Le problème autrichien demeure donc, malgré la sortie du pays de l'union monétaire le 12 mars 1919. Une masse de près de 4 milliards de couronnes non tamponnées en Autriche et en Tchécoslovaquie risque de se diriger vers les pays où la couronne est encore acceptée.

S'ouvre alors une course à l'échalote dans les États successeurs pour éviter de voir arriver ces couronnes. En avril, l'Italie convertit les couronnes (sans tamponnage préalable) en lires. La Roumanie tamponne ses couronnes entre juin et août.

Des tampons yougoslaves falsifiables

Dans le Royaume des Serbes, Croates et Slovènes (SCS), les couronnes non tamponnées continuent d'arriver pendant toute l'année 1919. Pour une bouchée de pain, on trouve un tampon factice quasiment indétectable. On peut ensuite aller échanger contre des devises à un taux largement supérieur à celui qui a cours en Autriche. Sauf que, du coup, la monnaie « yougoslave » s'effondre.

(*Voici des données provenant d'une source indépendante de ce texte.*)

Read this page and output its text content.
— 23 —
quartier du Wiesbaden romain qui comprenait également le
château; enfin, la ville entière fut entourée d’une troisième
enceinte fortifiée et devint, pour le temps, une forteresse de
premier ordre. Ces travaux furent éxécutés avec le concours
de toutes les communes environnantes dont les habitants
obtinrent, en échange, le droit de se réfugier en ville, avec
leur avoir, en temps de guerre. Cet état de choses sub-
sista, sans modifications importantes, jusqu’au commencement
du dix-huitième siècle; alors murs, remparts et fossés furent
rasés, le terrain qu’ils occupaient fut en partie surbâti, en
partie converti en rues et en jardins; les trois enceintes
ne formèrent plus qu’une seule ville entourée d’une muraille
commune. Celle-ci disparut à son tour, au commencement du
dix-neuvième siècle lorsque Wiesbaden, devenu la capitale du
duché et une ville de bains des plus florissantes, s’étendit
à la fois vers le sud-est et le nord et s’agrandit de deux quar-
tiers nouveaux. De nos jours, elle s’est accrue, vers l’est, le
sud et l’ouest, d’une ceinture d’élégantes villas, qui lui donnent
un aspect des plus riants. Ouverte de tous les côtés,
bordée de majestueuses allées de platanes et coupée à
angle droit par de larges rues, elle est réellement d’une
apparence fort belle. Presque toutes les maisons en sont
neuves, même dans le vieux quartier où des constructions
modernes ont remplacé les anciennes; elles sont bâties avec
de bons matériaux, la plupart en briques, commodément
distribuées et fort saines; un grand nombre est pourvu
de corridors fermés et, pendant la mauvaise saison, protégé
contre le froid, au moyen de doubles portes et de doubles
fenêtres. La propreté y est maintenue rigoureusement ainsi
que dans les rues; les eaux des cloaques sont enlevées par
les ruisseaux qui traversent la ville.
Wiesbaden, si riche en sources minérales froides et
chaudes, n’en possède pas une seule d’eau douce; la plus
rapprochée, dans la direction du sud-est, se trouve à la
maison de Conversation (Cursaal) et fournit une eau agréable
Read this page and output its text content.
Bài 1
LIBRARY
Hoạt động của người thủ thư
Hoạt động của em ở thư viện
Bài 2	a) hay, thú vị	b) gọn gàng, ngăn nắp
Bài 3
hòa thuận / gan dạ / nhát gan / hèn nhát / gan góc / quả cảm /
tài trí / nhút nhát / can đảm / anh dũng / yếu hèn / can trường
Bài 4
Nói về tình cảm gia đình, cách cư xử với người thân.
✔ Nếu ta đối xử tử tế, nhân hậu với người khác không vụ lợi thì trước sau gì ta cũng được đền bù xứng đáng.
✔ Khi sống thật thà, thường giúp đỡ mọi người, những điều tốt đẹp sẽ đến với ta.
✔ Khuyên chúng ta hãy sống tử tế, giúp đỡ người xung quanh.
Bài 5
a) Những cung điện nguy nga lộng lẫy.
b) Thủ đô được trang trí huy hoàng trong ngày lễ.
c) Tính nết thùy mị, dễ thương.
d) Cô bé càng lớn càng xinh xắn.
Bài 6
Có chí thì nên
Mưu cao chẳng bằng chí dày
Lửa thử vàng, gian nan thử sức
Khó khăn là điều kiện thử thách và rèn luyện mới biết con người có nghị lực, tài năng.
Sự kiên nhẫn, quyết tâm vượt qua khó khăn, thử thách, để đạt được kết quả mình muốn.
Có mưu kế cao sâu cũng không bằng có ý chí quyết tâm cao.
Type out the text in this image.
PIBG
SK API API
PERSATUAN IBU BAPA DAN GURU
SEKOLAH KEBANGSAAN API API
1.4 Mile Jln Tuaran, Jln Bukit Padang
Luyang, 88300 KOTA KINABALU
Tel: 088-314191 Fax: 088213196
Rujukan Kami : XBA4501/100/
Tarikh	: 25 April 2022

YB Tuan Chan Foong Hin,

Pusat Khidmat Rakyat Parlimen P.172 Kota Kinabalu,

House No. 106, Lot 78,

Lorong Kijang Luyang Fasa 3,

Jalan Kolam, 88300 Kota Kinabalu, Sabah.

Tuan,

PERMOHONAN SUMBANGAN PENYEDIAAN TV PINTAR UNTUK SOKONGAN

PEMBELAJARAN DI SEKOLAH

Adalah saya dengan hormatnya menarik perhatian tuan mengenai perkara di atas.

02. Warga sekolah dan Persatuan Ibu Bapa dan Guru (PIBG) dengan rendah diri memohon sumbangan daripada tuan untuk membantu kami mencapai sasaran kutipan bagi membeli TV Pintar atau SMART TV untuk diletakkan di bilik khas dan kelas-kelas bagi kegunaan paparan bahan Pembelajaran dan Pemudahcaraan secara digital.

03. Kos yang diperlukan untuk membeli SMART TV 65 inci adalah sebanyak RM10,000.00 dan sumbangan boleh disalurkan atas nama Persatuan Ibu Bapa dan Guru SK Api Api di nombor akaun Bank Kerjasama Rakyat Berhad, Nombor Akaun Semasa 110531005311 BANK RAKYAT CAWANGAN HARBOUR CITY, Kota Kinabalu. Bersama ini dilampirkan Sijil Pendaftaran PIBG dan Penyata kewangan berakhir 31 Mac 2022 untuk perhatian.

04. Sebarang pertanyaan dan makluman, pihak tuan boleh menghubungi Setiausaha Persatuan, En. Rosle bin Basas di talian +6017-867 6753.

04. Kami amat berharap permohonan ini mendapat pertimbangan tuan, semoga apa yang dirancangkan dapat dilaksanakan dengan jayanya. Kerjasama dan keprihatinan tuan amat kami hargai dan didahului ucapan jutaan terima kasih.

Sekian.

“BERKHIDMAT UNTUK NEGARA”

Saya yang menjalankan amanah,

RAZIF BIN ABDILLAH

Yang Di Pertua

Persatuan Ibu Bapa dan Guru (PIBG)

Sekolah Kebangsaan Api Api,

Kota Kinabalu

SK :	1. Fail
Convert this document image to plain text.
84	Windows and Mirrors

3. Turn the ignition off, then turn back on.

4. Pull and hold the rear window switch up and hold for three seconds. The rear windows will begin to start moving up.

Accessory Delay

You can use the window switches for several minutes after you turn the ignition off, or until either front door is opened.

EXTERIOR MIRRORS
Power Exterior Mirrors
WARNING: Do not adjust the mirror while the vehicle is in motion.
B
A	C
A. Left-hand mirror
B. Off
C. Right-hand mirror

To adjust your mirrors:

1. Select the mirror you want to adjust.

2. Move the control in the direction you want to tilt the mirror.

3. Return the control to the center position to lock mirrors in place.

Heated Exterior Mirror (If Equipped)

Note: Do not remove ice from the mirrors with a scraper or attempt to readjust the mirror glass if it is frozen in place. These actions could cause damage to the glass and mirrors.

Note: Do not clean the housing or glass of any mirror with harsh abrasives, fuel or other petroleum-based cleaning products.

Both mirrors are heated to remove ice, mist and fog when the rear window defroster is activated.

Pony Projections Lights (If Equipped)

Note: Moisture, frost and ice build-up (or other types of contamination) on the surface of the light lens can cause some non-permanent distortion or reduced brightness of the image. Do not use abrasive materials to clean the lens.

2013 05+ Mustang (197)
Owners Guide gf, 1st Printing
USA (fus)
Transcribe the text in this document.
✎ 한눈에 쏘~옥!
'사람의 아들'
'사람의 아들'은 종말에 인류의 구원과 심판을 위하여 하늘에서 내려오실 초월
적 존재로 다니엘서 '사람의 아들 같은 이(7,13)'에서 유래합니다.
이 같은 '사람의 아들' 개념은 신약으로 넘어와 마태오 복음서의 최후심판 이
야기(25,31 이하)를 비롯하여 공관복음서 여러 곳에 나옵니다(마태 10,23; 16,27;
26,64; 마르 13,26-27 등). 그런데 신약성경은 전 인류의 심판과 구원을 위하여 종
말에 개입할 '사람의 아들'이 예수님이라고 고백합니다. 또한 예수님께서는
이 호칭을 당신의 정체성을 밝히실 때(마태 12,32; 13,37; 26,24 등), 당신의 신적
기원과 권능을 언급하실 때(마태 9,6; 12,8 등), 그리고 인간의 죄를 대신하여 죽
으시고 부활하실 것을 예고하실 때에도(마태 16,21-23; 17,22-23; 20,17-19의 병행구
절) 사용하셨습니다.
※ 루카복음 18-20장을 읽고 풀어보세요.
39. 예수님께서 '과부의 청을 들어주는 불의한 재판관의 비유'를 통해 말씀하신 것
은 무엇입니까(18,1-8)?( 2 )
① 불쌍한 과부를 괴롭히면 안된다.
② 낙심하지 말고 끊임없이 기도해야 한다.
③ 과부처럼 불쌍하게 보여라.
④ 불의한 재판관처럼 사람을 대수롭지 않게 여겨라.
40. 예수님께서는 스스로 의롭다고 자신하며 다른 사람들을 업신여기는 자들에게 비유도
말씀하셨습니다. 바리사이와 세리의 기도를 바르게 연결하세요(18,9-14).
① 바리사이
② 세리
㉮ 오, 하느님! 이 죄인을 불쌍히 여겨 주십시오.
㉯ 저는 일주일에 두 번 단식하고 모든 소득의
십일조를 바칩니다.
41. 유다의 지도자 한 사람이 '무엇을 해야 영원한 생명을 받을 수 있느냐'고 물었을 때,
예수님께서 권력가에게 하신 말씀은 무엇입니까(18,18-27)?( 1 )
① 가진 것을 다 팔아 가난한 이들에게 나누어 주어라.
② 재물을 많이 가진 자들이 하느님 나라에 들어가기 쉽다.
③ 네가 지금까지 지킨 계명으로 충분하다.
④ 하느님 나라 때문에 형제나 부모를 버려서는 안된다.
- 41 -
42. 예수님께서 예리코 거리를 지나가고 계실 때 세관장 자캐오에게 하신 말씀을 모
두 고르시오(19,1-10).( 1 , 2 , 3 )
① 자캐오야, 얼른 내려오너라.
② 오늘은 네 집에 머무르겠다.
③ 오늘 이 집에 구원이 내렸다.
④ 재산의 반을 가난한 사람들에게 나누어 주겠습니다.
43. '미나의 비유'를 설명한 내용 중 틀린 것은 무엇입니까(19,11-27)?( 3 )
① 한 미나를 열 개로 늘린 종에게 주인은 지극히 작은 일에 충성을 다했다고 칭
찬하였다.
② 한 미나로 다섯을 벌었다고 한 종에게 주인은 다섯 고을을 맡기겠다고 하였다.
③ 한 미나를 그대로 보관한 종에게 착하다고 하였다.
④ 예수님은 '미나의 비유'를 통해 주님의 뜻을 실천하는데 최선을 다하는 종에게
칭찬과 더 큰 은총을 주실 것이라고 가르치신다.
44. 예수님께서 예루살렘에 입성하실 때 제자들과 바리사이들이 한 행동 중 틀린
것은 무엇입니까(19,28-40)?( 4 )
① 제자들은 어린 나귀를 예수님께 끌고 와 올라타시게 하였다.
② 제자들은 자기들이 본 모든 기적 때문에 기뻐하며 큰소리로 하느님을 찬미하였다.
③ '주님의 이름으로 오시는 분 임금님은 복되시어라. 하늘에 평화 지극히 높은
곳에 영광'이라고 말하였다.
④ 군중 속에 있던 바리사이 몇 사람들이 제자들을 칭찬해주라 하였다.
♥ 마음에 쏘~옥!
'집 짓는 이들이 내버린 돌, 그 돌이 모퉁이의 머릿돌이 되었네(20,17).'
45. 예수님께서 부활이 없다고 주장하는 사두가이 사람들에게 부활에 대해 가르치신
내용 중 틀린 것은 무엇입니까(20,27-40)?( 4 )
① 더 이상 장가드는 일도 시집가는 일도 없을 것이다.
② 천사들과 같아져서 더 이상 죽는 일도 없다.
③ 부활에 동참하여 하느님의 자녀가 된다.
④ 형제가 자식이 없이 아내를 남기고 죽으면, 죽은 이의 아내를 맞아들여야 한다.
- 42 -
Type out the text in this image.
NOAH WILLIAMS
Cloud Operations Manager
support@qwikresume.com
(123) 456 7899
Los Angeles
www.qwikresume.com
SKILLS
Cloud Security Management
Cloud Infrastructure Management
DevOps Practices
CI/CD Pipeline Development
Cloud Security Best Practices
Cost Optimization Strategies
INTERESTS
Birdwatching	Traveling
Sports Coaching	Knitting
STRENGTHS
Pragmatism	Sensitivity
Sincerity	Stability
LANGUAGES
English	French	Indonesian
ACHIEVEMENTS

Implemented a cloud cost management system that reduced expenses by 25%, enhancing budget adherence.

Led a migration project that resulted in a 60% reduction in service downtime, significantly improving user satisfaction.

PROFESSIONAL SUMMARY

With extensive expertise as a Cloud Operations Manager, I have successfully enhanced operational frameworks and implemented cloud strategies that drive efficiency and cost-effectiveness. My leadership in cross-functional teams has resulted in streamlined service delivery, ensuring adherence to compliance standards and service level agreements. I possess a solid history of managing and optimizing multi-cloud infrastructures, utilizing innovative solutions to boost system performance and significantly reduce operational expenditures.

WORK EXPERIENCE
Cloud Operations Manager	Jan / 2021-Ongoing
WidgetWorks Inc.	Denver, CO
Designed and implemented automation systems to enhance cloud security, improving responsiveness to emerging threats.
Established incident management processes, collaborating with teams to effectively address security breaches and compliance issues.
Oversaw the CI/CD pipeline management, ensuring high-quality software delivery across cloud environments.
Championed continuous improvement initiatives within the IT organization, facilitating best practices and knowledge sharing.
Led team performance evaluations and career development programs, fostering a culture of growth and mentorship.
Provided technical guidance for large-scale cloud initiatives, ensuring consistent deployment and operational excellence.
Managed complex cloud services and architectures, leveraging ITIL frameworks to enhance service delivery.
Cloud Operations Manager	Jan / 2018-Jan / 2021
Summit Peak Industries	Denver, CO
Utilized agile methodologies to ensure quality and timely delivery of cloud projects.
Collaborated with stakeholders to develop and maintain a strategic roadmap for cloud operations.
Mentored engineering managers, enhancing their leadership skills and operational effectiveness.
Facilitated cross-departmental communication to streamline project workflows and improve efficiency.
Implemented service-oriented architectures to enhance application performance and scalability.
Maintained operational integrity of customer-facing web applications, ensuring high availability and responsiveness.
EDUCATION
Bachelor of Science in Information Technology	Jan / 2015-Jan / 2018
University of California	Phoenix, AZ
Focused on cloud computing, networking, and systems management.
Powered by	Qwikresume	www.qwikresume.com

Les autorités de Belgrade essaient - sans succès - un deuxième tampon jugé plus difficile à falsifier. Puis, en décembre, on appose un timbre orné d'un sceau sur les billets en couronnes. Mais le pays a perdu l'avantage de la vitesse qu'il avait cru acquérir.

Le gouvernement a dû accepter de « timbrer » nombre de billets falsifiés. En compensation, Belgrade imite Prague et impose une retenue de 20% sous forme de « prêt forcé » lors du timbrage. Dès lors, le Royaume cesse de devenir une destination de couronnes non tamponnées.

En janvier, une Banque nationale est créée qui organisera en février 1920, puis en mars 1921 une conversion des couronnes timbrées en dinars à un taux très désavantageux. Ce qui ne manquera pas d'irriter Croates et Slovènes qui y voient une discrimination...

La fin légale de la couronne austro-hongroise : le traité de Saint-Germain

Lorsque le traité de Saint-Germain-en-Laye, signé avec l'Autriche le 19 septembre 1919, demande dans son article 206 l'estampillage national des couronnes austro-hongroises, mettant une fin légale à l'union monétaire de la Double monarchie, le travail est donc pratiquement achevé.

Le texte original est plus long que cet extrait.